Uma obra que contém a delicadeza em consonância com a sutileza e a harmonia dos encontros de olhares de apegos enciumados de ambos para com os novos parceiros que se incorporaram no desfecho da trama. É reveladora e bem retratada a cena do epílogo, no salto do roteiro para três anos adiante, ao demonstrar as tristezas e os relatos sombrios que deveriam ter ficado para trás, mas que ainda assombram e registram o passado atormentador dos dois protagonistas aniquilados pelos fantasmas intermitentes e infinitos que rondam suas memórias destroçadas pela guerra. Um filme que mantém uma remanescente poesia da vida dentro de um contexto melancólico de recordações infortunadas de um tempo pretérito aterrador. O drama celebra as perdas com contundência irônica e sem desfaçatez e reverencia a dor universal através do luto dos personagens centrais. São as imagem assustadoras que acompanham os sobreviventes que sofrem mais que os familiares mortos ou presos, como enfatiza a garota no desabafo entristecido no prólogo da realização.
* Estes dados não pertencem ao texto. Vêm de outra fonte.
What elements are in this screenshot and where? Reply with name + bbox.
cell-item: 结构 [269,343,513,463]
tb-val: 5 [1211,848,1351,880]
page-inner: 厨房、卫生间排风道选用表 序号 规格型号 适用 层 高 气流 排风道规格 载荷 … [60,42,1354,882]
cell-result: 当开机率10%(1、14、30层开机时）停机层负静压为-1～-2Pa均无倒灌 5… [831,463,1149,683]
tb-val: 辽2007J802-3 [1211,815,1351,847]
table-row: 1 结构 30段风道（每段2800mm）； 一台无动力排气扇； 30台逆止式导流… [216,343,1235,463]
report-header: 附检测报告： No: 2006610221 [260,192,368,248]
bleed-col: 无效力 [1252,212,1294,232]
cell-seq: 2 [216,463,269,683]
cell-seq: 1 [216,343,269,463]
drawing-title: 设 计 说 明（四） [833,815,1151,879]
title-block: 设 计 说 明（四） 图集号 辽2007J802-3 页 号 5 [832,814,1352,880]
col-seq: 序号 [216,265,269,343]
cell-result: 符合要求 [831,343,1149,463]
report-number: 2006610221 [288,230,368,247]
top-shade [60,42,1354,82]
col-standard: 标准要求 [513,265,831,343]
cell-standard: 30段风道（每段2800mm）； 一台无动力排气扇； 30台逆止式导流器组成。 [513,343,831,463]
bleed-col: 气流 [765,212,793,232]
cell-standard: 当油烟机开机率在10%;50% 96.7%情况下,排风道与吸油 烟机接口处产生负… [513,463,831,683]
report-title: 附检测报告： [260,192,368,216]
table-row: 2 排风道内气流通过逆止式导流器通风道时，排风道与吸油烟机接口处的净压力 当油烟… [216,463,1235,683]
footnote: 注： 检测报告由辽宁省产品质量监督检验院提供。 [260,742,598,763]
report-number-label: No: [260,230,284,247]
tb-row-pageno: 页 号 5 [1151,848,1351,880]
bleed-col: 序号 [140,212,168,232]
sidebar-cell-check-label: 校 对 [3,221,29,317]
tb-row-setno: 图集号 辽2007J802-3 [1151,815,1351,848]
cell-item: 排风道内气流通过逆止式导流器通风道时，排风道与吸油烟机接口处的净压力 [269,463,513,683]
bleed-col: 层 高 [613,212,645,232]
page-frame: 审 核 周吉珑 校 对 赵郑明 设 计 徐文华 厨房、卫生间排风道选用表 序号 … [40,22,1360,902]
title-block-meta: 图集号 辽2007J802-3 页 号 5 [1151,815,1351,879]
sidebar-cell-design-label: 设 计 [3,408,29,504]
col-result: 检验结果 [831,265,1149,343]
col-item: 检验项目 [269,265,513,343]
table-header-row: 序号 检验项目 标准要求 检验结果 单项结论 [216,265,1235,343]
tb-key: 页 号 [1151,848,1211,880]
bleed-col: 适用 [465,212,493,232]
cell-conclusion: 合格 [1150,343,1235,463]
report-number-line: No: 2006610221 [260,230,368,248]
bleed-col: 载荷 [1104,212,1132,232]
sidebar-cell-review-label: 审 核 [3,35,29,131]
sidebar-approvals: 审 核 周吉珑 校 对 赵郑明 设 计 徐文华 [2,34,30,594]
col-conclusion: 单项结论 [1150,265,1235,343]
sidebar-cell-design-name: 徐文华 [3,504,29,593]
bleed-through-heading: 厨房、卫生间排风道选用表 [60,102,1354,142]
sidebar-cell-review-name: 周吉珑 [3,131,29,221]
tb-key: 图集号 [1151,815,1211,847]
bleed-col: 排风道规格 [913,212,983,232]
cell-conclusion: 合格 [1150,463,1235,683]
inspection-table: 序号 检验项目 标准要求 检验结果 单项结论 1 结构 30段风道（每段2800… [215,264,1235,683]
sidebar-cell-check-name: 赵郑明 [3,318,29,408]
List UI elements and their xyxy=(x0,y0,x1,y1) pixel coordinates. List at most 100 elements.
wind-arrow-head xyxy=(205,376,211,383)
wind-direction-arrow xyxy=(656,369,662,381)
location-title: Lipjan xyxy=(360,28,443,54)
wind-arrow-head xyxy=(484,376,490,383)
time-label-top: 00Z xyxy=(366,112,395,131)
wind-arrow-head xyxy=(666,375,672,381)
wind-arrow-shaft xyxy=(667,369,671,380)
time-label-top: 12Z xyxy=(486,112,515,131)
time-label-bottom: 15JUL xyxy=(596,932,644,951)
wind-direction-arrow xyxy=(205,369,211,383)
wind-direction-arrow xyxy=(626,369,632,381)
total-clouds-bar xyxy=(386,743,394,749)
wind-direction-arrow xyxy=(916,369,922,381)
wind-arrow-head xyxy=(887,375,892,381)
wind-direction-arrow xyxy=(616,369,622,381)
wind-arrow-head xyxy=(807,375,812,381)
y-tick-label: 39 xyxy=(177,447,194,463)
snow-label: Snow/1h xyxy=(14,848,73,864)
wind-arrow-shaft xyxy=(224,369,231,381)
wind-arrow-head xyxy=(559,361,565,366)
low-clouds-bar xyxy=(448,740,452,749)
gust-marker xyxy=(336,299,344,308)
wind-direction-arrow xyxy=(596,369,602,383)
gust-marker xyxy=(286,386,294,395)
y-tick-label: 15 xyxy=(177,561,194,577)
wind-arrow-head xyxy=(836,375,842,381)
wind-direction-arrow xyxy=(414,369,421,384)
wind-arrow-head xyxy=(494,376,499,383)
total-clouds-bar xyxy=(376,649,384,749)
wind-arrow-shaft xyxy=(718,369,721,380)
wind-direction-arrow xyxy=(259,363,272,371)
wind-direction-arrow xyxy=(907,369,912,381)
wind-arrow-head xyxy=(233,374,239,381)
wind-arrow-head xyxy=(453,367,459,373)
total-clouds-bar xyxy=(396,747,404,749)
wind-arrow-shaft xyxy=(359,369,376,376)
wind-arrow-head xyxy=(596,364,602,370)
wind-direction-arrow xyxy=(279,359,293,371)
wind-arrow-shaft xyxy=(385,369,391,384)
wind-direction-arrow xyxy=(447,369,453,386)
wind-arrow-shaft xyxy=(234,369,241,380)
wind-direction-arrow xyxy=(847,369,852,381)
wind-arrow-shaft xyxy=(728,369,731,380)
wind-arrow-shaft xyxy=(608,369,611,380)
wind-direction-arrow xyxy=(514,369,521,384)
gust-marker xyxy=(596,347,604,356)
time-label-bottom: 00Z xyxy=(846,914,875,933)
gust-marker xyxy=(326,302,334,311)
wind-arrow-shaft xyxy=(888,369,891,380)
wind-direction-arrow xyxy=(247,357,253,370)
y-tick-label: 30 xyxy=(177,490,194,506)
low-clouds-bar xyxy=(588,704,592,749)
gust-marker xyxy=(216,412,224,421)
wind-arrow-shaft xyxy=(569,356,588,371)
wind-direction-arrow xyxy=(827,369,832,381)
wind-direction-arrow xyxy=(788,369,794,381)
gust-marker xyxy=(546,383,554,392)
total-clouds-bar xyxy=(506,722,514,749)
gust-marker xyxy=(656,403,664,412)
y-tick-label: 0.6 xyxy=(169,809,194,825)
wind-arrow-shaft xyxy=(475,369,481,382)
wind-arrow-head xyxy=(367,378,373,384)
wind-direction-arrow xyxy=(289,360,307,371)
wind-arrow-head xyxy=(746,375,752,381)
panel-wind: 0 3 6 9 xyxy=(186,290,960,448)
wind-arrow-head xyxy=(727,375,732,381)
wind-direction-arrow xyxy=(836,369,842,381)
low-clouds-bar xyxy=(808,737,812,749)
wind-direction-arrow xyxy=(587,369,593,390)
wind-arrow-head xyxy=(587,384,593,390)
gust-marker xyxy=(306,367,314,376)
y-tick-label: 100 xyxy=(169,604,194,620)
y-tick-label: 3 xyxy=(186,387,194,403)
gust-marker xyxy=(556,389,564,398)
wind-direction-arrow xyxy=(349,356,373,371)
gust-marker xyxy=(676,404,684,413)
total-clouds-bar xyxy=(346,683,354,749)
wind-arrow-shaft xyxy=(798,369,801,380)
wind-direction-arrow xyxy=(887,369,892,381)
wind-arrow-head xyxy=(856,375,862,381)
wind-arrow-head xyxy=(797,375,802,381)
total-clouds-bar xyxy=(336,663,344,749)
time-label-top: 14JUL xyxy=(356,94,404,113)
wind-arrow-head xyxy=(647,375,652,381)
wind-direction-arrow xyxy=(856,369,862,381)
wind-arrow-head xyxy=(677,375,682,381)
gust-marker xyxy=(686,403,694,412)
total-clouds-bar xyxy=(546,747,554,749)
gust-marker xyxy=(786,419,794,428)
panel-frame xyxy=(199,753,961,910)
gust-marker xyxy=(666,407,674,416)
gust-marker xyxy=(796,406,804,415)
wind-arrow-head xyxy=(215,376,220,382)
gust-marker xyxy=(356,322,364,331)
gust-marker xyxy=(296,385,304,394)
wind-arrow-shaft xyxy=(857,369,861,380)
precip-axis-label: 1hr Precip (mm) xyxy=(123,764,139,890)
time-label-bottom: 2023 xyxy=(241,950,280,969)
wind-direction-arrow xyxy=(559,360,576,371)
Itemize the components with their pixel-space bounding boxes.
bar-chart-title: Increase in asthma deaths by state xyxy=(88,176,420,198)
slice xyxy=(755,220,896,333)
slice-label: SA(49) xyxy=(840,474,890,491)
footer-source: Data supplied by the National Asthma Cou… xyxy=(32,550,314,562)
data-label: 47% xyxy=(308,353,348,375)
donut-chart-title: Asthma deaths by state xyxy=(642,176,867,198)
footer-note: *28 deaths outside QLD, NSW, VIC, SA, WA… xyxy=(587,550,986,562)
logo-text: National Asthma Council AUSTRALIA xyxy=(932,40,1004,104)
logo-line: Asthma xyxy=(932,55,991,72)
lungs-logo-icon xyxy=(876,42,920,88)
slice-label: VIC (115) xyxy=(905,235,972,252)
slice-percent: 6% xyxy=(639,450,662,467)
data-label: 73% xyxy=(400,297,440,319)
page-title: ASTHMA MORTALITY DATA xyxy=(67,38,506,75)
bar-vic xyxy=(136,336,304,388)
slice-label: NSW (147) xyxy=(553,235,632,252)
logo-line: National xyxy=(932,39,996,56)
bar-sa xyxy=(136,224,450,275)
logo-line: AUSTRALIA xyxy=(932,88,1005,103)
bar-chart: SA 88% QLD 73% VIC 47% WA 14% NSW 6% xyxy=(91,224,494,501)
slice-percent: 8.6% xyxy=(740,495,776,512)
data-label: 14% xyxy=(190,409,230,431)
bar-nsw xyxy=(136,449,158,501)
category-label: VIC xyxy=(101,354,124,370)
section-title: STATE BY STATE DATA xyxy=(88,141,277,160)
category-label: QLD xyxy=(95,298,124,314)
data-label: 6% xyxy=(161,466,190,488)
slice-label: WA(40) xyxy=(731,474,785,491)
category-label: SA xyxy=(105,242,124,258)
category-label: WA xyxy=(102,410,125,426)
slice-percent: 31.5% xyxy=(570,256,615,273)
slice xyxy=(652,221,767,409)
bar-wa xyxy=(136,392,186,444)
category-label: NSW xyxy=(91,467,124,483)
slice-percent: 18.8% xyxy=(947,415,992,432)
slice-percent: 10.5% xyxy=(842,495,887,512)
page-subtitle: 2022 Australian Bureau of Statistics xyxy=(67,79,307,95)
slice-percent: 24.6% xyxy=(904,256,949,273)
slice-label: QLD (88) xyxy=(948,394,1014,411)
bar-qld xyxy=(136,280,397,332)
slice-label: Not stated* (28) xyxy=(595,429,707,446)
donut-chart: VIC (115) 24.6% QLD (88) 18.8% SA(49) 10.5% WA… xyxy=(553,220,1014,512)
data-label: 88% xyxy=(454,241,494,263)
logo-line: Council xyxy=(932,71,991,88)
Eis um retrato contundente sobre as vítimas do genocídio da guerra, sendo que Klara ainda guarda no fundo do coração e da alma uma escassa esperança do retorno de um dos familiares perdidos nos campos de concentração. Mas os efeitos do fim de uma guerra histórica deixam as marcas indeléveis que irão perdurar para sempre neste relato silencioso, com desdobramentos de um resgatador sopro de luz para um novo horizonte nas novas famílias que se formarão naquele painel de sofrimento que parece não querer parar. A cena de pessoas buscadas à força em suas casas por delações de compatriotas esmaga os sentimentos humanos das vidas inocentes sendo ceifadas numa realidade repulsiva. Porém, os novos elementos redentores irão surgir como pacificadores para um novo olhar da humanidade dentro de um panorama opressivo que não cai na caricatura fácil e nem no maniqueísmo de algumas realizações pífias. Aqueles Que Ficaram soa como um poema amargo com transição para reconstruções de vidas que acreditam no amor como forma de libertação. É o alento da tentativa de burlar o mistério da morte encravada para uma nova chance de viver, embora eternamente atormentados pela partida precoce dos entes queridos da família, diante da constante capacidade de sobrevivência para reflexão nesta fabulosa obra húngara.